5) Come ci organizziamo? Ripercorriamo mentalmente la disposizione dei prodotti del negozio e scriviamo la lista della spesa tenendo conto del percorso che faremo. Il tempo di permanenza all’interno sarà il minimo indispensabile, riducendo così il rischio.

6) Le offerte speciali. Approfittiamone, ma solo per quei prodotti che si conservano a lungo e che siamo sicuri di consumare. Quindi sì a due confezioni di caffè o di marmellata che consumiamo ogni giorno a colazione, no a cinque confezioni di fragole se siamo single.

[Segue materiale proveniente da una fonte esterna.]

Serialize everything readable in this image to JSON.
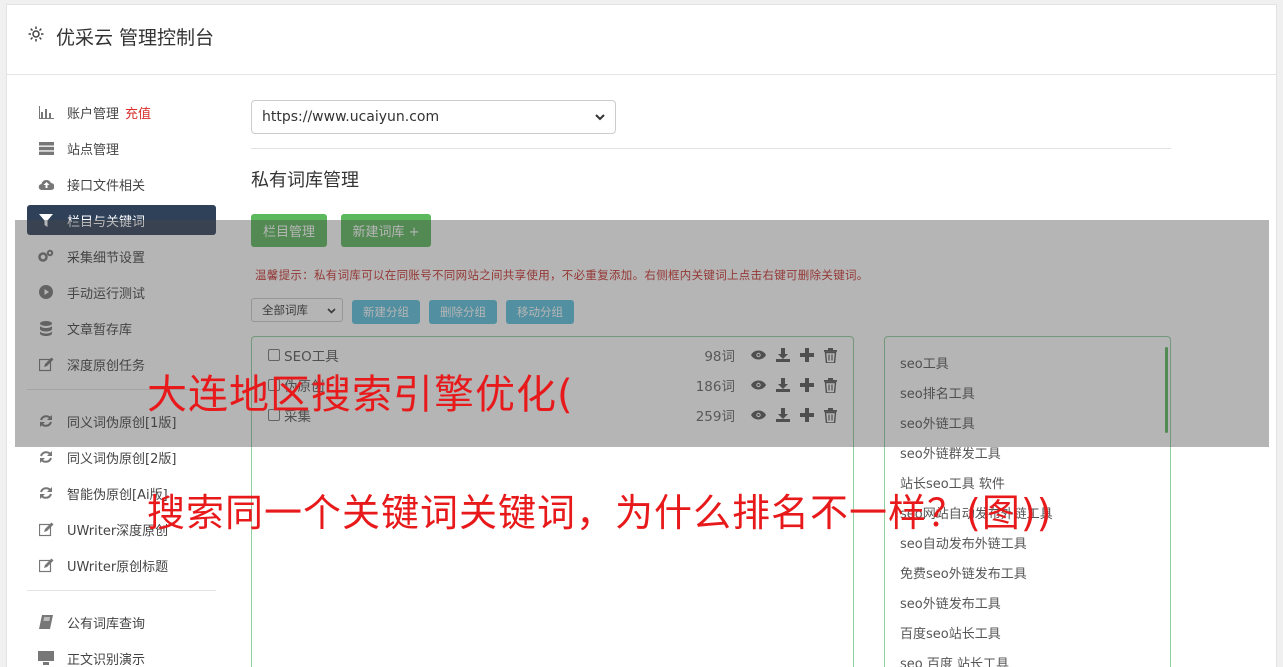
{
  "header": {
    "title": "优采云 管理控制台",
    "icon": "gear-icon"
  },
  "sidebar": {
    "items": [
      {
        "label": "账户管理",
        "extra": "充值",
        "icon": "bar-chart-icon"
      },
      {
        "label": "站点管理",
        "icon": "server-icon"
      },
      {
        "label": "接口文件相关",
        "icon": "cloud-upload-icon"
      },
      {
        "label": "栏目与关键词",
        "icon": "filter-icon",
        "active": true
      },
      {
        "label": "采集细节设置",
        "icon": "cogs-icon"
      },
      {
        "label": "手动运行测试",
        "icon": "play-circle-icon"
      },
      {
        "label": "文章暂存库",
        "icon": "database-icon"
      },
      {
        "label": "深度原创任务",
        "icon": "edit-icon"
      }
    ],
    "items2": [
      {
        "label": "同义词伪原创[1版]",
        "icon": "refresh-icon"
      },
      {
        "label": "同义词伪原创[2版]",
        "icon": "refresh-icon"
      },
      {
        "label": "智能伪原创[Ai版]",
        "icon": "refresh-icon"
      },
      {
        "label": "UWriter深度原创",
        "icon": "edit-icon"
      },
      {
        "label": "UWriter原创标题",
        "icon": "edit-icon"
      }
    ],
    "items3": [
      {
        "label": "公有词库查询",
        "icon": "book-icon"
      },
      {
        "label": "正文识别演示",
        "icon": "desktop-icon"
      }
    ]
  },
  "main": {
    "site_select": "https://www.ucaiyun.com",
    "section_title": "私有词库管理",
    "btn_column": "栏目管理",
    "btn_new_lib": "新建词库 +",
    "tip": "温馨提示：私有词库可以在同账号不同网站之间共享使用，不必重复添加。右侧框内关键词上点击右键可删除关键词。",
    "filter_select": "全部词库",
    "btn_new_group": "新建分组",
    "btn_delete_group": "删除分组",
    "btn_move_group": "移动分组",
    "groups": [
      {
        "name": "SEO工具",
        "count": "98词"
      },
      {
        "name": "伪原创",
        "count": "186词"
      },
      {
        "name": "采集",
        "count": "259词"
      }
    ],
    "keywords": [
      "seo工具",
      "seo排名工具",
      "seo外链工具",
      "seo外链群发工具",
      "站长seo工具 软件",
      "seo网站自动发布外链工具",
      "seo自动发布外链工具",
      "免费seo外链发布工具",
      "seo外链发布工具",
      "百度seo站长工具",
      "seo 百度 站长工具"
    ]
  },
  "overlay": {
    "line1": "大连地区搜索引擎优化(",
    "line2": "搜索同一个关键词关键词，为什么排名不一样？(图))"
  },
  "colors": {
    "accent_green": "#5cb85c",
    "accent_blue": "#5bc0de",
    "active_nav": "#2f4059",
    "overlay_text": "#e8191b"
  }
}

7) Accaparramento inutile. Evitiamo di comperare beni che saranno sempre disponibili anche nell’emergenza. Che senso ha comperare ora 24 bottiglie di acqua minerale o 5 confezioni di carta igienica?

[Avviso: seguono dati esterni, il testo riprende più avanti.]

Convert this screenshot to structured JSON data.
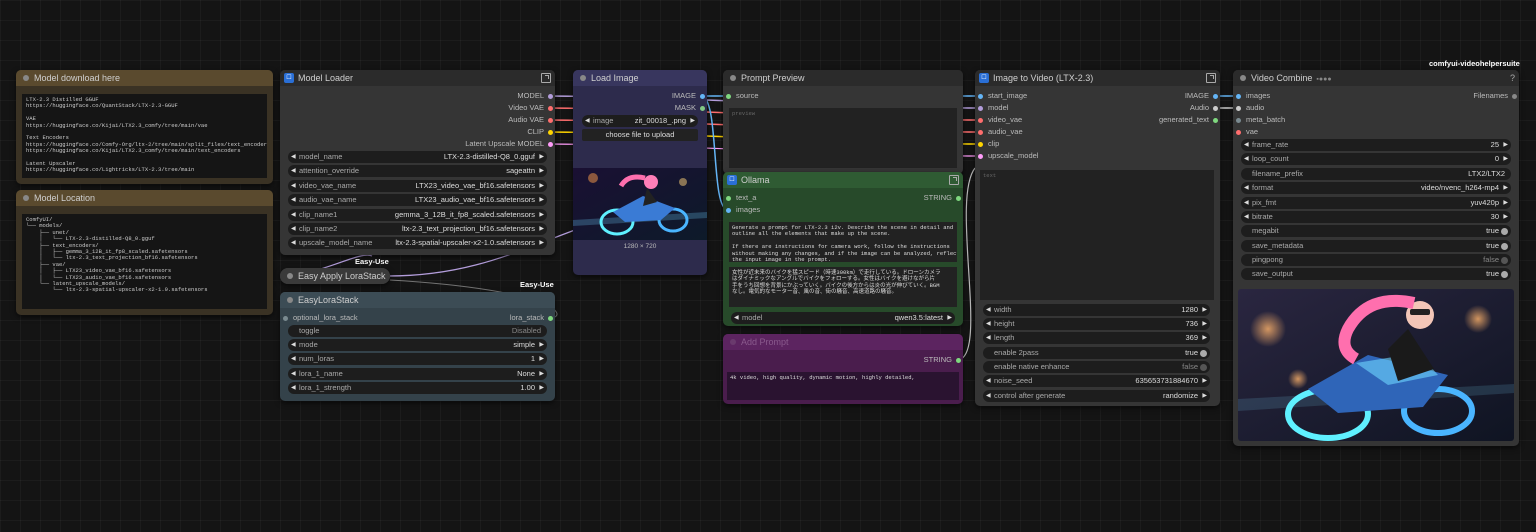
{
  "canvas": {
    "label": "comfyui-videohelpersuite"
  },
  "badges": {
    "easy_use_1": "Easy-Use",
    "easy_use_2": "Easy-Use"
  },
  "model_download": {
    "title": "Model download here",
    "text": "LTX-2.3 Distilled GGUF\nhttps://huggingface.co/QuantStack/LTX-2.3-GGUF\n\nVAE\nhttps://huggingface.co/Kijai/LTX2.3_comfy/tree/main/vae\n\nText Encoders\nhttps://huggingface.co/Comfy-Org/ltx-2/tree/main/split_files/text_encoders\nhttps://huggingface.co/Kijai/LTX2.3_comfy/tree/main/text_encoders\n\nLatent Upscaler\nhttps://huggingface.co/Lightricks/LTX-2.3/tree/main"
  },
  "model_location": {
    "title": "Model Location",
    "text": "ComfyUI/\n└── models/\n    ├── unet/\n    │   └── LTX-2.3-distilled-Q8_0.gguf\n    ├── text_encoders/\n    │   ├── gemma_3_12B_it_fp8_scaled.safetensors\n    │   └── ltx-2.3_text_projection_bf16.safetensors\n    ├── vae/\n    │   ├── LTX23_video_vae_bf16.safetensors\n    │   └── LTX23_audio_vae_bf16.safetensors\n    └── latent_upscale_models/\n        └── ltx-2.3-spatial-upscaler-x2-1.0.safetensors"
  },
  "model_loader": {
    "title": "Model Loader",
    "outputs": [
      "MODEL",
      "Video VAE",
      "Audio VAE",
      "CLIP",
      "Latent Upscale MODEL"
    ],
    "widgets": [
      {
        "label": "model_name",
        "value": "LTX-2.3-distilled-Q8_0.gguf"
      },
      {
        "label": "attention_override",
        "value": "sageattn"
      },
      {
        "label": "video_vae_name",
        "value": "LTX23_video_vae_bf16.safetensors"
      },
      {
        "label": "audio_vae_name",
        "value": "LTX23_audio_vae_bf16.safetensors"
      },
      {
        "label": "clip_name1",
        "value": "gemma_3_12B_it_fp8_scaled.safetensors"
      },
      {
        "label": "clip_name2",
        "value": "ltx-2.3_text_projection_bf16.safetensors"
      },
      {
        "label": "upscale_model_name",
        "value": "ltx-2.3-spatial-upscaler-x2-1.0.safetensors"
      }
    ]
  },
  "apply_lora": {
    "title": "Easy Apply LoraStack"
  },
  "lora_stack": {
    "title": "EasyLoraStack",
    "input": "optional_lora_stack",
    "output": "lora_stack",
    "widgets": [
      {
        "label": "toggle",
        "value": "Disabled"
      },
      {
        "label": "mode",
        "value": "simple"
      },
      {
        "label": "num_loras",
        "value": "1"
      },
      {
        "label": "lora_1_name",
        "value": "None"
      },
      {
        "label": "lora_1_strength",
        "value": "1.00"
      }
    ]
  },
  "load_image": {
    "title": "Load Image",
    "outputs": [
      "IMAGE",
      "MASK"
    ],
    "image_label": "image",
    "image_value": "zit_00018_.png",
    "upload_label": "choose file to upload",
    "dims": "1280 × 720"
  },
  "prompt_preview": {
    "title": "Prompt Preview",
    "input": "source",
    "placeholder": "preview"
  },
  "ollama": {
    "title": "Ollama",
    "inputs": [
      "text_a",
      "images"
    ],
    "output": "STRING",
    "system_text": "Generate a prompt for LTX-2.3 i2v. Describe the scene in detail and\noutline all the elements that make up the scene.\n\nIf there are instructions for camera work, follow the instructions\nwithout making any changes, and if the image can be analyzed, reflect\nthe input image in the prompt.",
    "result_text": "女性が近未来のバイクを猛スピード（時速300km）で走行している。ドローンカメラ\nはダイナミックなアングルでバイクをフォローする。女性はバイクを避けながら片\n手をうち回想を背景にかぶっていく。バイクの後方からは炎の光が伸びていく。BGM\nなし。電気的なモーター音、風の音、街の騒音、高速道路の騒音。",
    "model_label": "model",
    "model_value": "qwen3.5:latest"
  },
  "add_prompt": {
    "title": "Add Prompt",
    "output": "STRING",
    "text": "4k video, high quality, dynamic motion, highly detailed,"
  },
  "i2v": {
    "title": "Image to Video (LTX-2.3)",
    "inputs": [
      "start_image",
      "model",
      "video_vae",
      "audio_vae",
      "clip",
      "upscale_model"
    ],
    "outputs": [
      "IMAGE",
      "Audio",
      "generated_text"
    ],
    "text_placeholder": "text",
    "widgets": [
      {
        "label": "width",
        "value": "1280",
        "kind": "num"
      },
      {
        "label": "height",
        "value": "736",
        "kind": "num"
      },
      {
        "label": "length",
        "value": "369",
        "kind": "num"
      },
      {
        "label": "enable 2pass",
        "value": "true",
        "kind": "toggle"
      },
      {
        "label": "enable native enhance",
        "value": "false",
        "kind": "toggle"
      },
      {
        "label": "noise_seed",
        "value": "635653731884670",
        "kind": "num"
      },
      {
        "label": "control after generate",
        "value": "randomize",
        "kind": "num"
      }
    ]
  },
  "video_combine": {
    "title": "Video Combine",
    "inputs": [
      "images",
      "audio",
      "meta_batch",
      "vae"
    ],
    "output": "Filenames",
    "widgets": [
      {
        "label": "frame_rate",
        "value": "25",
        "kind": "num"
      },
      {
        "label": "loop_count",
        "value": "0",
        "kind": "num"
      },
      {
        "label": "filename_prefix",
        "value": "LTX2/LTX2",
        "kind": "text"
      },
      {
        "label": "format",
        "value": "video/nvenc_h264-mp4",
        "kind": "num"
      },
      {
        "label": "pix_fmt",
        "value": "yuv420p",
        "kind": "num"
      },
      {
        "label": "bitrate",
        "value": "30",
        "kind": "num"
      },
      {
        "label": "megabit",
        "value": "true",
        "kind": "toggle"
      },
      {
        "label": "save_metadata",
        "value": "true",
        "kind": "toggle"
      },
      {
        "label": "pingpong",
        "value": "false",
        "kind": "toggle"
      },
      {
        "label": "save_output",
        "value": "true",
        "kind": "toggle"
      }
    ]
  },
  "colors": {
    "model": "#b39ddb",
    "vae": "#ff6e6e",
    "clip": "#ffd500",
    "latent": "#ff9cf9",
    "image": "#64b5f6",
    "mask": "#81c784",
    "string": "#7fd87f",
    "audio": "#cccccc"
  }
}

 8) Le buone riserve. Prevediamo di avere il necessario per uno-due pasti in più, come qualche confezione di verdure surgelate o un chilo di farina e del lievito secco, nel caso dovessimo ritardare la prossima uscita.

9) Fantasia e creatività. Usiamo il tempo che abbiamo anche per coccolarci con un’alimentazione più sana e appagante per vista, olfatto e gusto.

10) Facciamocene una ragione, sarà lunga questa emergenza sanitaria. Per decidere su quale cibo puntare, prendiamo come riferimento la piramide alimentare e facciamo in modo che gli alimenti alla base, frutta e verdura, non ci manchino mai. E poi, via via, risaliamo la nostra piramide: i legumi e le proteine vegetali, il pesce, le fibre, carne, ma anche qualche carboidrato possibilmente integrale e zuccheri. La Dieta Mediterranea è il miglior alleato per tenerci in salute anche in queste settimane di quarantena.